Climate change is one of the most pressing issues of our time. The management of the multinational consulting company EY, which has offices in the Czech Republic, is aware of this. Years ago, it therefore integrated the value of sustainability into its core corporate philosophy. For this reason, it has also conceived a strict emissions plan that has identified three specific milestones. It has set a commitment to become carbon neutral globally by 2020. This was to be followed up a year later with a carbon negative status, and finally to achieve “net zero” status in 2025. The future ideal is therefore to produce no emissions at all. Now, EY is celebrating the successful implementation of the second step – carbon negativity.
“The target we set ourselves globally was numerically quite drastic – to reduce our emissions by up to 40% compared to the previous fiscal year. In the end, we managed to surpass that figure in October, and not just by a whisker – we reduced emissions by 60%, a huge achievement,” explains Magdalena Souček, Country Managing Partner of EY Czech Republic. “Of course, the pandemic and associated limitations on travel and movement have also played a role, but our demands will remain high even after the pandemic has passed. Indeed, reducing emissions and being a sustainable leader and inspiration to companies around the world is our long-term strategy.”
EY achieved negative carbon status in October 2021, mainly by continuously reducing absolute emissions, which are 60% lower year on year. A necessary consequence is increasing investment in active removal of air emissions. In this spirit, for example, this year the Company has launched six new projects focusing on afforestation, regenerative agriculture and forest protection.
EY’s emission plan is quite intensively written into the daily life of the Company. This entails a number of changes that employees themselves have had to accept. For example, EY is now in the process of switching completely to renewable energy and is also implementing measures to reduce emissions from travel to colleagues and clients around the world. It has also adopted a new corporate strategy of purchasing virtual electricity and is increasingly investing in modern technologies that reduce its carbon footprint with respect to the environment.

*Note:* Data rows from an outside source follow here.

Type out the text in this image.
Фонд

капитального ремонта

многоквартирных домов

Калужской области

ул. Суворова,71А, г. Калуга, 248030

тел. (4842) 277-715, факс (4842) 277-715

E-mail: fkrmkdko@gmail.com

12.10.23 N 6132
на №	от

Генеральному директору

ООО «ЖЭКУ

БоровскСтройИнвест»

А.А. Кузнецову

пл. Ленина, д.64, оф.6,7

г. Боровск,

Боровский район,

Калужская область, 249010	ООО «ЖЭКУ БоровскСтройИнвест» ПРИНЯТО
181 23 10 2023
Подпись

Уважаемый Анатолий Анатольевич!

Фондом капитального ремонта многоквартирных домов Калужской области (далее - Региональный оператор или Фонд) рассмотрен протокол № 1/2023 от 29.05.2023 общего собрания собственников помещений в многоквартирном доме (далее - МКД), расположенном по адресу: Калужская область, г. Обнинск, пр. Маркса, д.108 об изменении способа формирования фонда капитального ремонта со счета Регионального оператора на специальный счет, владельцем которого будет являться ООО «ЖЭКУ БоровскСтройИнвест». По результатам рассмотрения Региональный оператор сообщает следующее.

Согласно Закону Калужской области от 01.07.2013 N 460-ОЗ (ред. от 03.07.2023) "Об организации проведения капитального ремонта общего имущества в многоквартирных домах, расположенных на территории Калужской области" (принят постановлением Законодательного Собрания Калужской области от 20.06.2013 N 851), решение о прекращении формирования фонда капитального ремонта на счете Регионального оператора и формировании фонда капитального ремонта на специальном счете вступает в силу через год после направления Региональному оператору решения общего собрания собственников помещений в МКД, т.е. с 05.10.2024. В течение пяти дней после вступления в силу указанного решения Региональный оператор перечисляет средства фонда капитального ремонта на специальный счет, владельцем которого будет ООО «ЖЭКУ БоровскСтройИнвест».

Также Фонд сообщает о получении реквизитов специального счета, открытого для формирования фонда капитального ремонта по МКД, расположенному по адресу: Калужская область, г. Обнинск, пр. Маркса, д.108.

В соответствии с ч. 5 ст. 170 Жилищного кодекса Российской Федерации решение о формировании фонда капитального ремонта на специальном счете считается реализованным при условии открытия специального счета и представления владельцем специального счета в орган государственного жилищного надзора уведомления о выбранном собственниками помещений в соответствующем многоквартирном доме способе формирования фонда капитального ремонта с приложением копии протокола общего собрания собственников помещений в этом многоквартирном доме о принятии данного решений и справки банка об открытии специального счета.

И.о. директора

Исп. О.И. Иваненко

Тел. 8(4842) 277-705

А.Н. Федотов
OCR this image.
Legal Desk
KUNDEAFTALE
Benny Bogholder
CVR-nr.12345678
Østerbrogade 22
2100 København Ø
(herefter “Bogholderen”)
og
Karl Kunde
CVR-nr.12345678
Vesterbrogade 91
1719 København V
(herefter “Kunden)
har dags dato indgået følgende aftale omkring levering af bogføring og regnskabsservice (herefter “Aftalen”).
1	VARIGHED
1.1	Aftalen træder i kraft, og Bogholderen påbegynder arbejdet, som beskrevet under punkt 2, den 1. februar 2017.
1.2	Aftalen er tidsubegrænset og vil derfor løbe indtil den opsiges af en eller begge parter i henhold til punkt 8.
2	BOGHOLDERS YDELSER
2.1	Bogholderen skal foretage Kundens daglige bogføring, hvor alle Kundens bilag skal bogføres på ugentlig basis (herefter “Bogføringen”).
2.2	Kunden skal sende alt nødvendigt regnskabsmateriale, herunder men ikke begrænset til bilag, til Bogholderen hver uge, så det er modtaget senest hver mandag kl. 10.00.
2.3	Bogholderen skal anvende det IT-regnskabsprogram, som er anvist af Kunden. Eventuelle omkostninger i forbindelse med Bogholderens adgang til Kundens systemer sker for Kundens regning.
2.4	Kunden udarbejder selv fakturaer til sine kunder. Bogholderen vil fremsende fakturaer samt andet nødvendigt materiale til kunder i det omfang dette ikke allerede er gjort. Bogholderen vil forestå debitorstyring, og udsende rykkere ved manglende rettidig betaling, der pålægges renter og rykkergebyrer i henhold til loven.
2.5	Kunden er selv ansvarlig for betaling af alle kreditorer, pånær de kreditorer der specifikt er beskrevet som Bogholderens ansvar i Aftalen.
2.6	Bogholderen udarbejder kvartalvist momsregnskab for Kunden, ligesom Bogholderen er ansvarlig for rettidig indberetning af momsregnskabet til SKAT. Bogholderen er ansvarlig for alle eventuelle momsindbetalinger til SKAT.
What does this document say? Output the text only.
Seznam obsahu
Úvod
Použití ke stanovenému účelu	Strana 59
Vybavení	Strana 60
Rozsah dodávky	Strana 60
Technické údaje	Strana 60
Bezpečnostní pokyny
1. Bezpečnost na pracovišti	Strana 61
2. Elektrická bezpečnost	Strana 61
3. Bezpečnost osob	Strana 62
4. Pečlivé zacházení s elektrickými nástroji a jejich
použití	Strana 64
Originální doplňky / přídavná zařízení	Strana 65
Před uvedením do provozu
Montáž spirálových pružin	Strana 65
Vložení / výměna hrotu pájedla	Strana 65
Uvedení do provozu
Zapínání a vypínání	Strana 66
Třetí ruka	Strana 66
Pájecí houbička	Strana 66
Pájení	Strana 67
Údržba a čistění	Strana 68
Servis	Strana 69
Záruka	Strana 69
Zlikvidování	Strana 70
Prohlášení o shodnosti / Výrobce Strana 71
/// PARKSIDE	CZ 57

EY wants to lead its clients to a similar awareness by consistently monitoring the emissions generated by the work of individual teams. In addition, it works with clients in bilateral negotiations to find effective business solutions to help them set their own emissions plans and bring them closer to decarbonisation. EY’s commitment to its climate obligations and corporate philosophy is demonstrated by its client-facing requirement that 75% of them set at least baseline emissions targets by the end of fiscal year 2025.
“Sustainability is not a random, momentary trend, but a conceptual change in the behaviour of countries, people and companies in a global context. Given the current state of the air and the increasingly drastic manifestations of climate change, it is more than necessary,” adds Magdalena Souček. “That’s why we want to help our clients with decarbonisation. Sustainability builds reputation and increases competitiveness in the market. It has a positive impact on recruitment and new capital acquisition. It is highly valued by customers and heard by investors,” she concludes.